Couple of other interesting dicussions -
Are git forks actually git clones?
How do I update a GitHub forked repository?
Basically, yes. A fork
is just a request for GitHub to clone the project and registers it under your username; GitHub also keeps track of the relationship between the two repositories, so you can visualize the commits and pulls between the two projects (and other forks).
You can still request that people pull from your cloned repository, even if you don't use fork
-- but you'd have to deal with making it publicly available yourself. Or send the developers patches (see git format-patch
) that they can apply to their trees.
You can commit on your online repo (or commit on your local repo and then push to your online repo), then send pull request.
Project manager can accept it to get your changes in his main online version.
A clone is where you have proper duplication, and separation between, two (possibly different) versions of a repository. When one repo is amended, the new content must be actively copied to the other repo using a push command. And changes in the other repo fetched.
When you fork a repo, on a server, there is no need for duplication of content because both repos will use the same [fixed object] content from that same server. The 'trick' is in managing the different user viewpoints so that each user believes they have a full personal copy of the repo. Pushes and fetches between forks is simply updates the user's pointers.
At a lower level, git does the same thing internally. If you have three different files, each containing Hello World
, then git simply 'forks' its single copy of the Hello World blob and offers it up in each of the three places as required.
The ability to fork on the server means that Github's large storage allowance isn't that big on average as every body shares the one single underlying repo.
While @AniketThakur's answer is very good. No one has answered the following question yet.
Can I only send pull requests via GitHub if I've forked a project?
No.
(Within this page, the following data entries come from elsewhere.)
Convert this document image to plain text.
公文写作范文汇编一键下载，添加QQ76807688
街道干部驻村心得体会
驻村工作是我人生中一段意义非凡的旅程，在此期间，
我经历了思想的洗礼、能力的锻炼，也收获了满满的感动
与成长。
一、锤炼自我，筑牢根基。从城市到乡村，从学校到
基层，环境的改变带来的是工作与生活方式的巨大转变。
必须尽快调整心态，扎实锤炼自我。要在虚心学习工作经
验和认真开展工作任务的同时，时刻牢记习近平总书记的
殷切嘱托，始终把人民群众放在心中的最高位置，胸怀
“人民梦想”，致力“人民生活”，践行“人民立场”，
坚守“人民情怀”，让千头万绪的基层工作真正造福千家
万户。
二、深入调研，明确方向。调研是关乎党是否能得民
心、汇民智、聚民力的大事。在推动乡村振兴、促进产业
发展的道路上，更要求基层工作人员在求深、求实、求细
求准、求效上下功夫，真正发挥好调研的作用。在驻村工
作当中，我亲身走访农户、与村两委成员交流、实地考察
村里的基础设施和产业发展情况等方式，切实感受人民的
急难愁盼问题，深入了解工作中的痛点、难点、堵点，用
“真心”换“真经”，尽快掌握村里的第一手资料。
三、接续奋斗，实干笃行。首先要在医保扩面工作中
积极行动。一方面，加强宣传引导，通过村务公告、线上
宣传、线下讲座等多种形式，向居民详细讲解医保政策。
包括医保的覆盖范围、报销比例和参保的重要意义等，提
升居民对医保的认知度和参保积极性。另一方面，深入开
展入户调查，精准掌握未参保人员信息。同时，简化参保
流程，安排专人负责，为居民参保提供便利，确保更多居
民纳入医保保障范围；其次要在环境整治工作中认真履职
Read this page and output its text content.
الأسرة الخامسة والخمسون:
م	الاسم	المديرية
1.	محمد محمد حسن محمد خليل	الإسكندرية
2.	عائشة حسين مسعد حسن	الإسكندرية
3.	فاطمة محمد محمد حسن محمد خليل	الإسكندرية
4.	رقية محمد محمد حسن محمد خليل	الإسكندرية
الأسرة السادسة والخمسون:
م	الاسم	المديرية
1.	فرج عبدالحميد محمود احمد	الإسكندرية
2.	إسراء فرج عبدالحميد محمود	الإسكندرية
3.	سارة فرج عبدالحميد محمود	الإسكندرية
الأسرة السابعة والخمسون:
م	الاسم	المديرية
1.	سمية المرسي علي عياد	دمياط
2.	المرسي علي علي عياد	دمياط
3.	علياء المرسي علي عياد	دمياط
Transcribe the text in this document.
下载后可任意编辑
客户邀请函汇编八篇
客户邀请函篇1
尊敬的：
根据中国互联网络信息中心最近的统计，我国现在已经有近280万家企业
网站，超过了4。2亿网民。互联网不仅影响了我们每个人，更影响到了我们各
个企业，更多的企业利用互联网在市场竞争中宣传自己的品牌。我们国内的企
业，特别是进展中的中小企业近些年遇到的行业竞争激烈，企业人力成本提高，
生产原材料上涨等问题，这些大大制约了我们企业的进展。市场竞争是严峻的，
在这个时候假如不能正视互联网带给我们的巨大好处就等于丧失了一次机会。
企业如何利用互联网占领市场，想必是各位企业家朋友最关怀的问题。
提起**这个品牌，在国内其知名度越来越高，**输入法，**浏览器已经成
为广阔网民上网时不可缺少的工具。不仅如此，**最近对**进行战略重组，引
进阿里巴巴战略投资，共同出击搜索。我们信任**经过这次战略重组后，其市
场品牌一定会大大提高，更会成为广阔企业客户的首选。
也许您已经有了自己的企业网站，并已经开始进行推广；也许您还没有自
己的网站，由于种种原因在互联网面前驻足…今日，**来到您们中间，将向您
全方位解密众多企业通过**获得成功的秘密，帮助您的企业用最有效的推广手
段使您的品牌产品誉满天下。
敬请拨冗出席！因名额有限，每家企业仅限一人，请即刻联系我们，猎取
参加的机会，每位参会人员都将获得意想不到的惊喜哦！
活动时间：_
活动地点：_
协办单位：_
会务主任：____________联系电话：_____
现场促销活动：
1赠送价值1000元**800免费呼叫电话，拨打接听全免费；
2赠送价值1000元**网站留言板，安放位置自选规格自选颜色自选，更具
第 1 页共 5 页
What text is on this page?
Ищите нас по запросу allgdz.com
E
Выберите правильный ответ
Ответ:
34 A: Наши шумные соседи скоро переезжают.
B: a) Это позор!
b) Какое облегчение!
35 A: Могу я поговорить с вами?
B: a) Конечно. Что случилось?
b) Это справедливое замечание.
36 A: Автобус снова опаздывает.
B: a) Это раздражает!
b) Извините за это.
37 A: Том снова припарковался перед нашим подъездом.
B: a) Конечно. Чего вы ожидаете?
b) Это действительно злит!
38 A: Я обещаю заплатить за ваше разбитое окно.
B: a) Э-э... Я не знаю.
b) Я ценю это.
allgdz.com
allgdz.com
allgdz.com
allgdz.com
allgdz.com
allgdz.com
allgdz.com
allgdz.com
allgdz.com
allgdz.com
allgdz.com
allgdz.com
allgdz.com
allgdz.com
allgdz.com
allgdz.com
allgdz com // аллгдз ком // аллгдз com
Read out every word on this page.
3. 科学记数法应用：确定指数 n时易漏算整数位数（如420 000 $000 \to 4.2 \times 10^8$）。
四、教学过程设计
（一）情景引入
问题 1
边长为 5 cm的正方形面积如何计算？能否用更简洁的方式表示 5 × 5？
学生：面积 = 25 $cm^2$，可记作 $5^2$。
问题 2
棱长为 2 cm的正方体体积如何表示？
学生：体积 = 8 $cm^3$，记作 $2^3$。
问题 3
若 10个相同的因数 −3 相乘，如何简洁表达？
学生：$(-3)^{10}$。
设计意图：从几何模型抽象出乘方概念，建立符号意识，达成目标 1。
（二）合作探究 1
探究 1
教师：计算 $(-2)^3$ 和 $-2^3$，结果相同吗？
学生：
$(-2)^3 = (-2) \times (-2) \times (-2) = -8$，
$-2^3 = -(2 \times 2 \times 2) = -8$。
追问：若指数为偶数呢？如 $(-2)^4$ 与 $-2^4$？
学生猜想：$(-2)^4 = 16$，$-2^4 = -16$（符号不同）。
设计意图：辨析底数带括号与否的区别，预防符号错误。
If you are a contributor to a repository, you can: Make a local clone. Make a local branch. Add commits to that branch. Push the local branch back to github (creating a remote branch in the process). Make a pull request requesting for that branch to be merged into the master branch (or whatever branch you like).
In a nutshell, Forking is perhaps the same as "cloning under your GitHub ID/profile". A fork is anytime better than a clone, with a few exceptions, obviously. The forked repository is always being monitored/compared with the original repository unlike a cloned repository. That enables you to track the changes, initiate pull requests and also manually sync the changes made in the original repository with your forked one.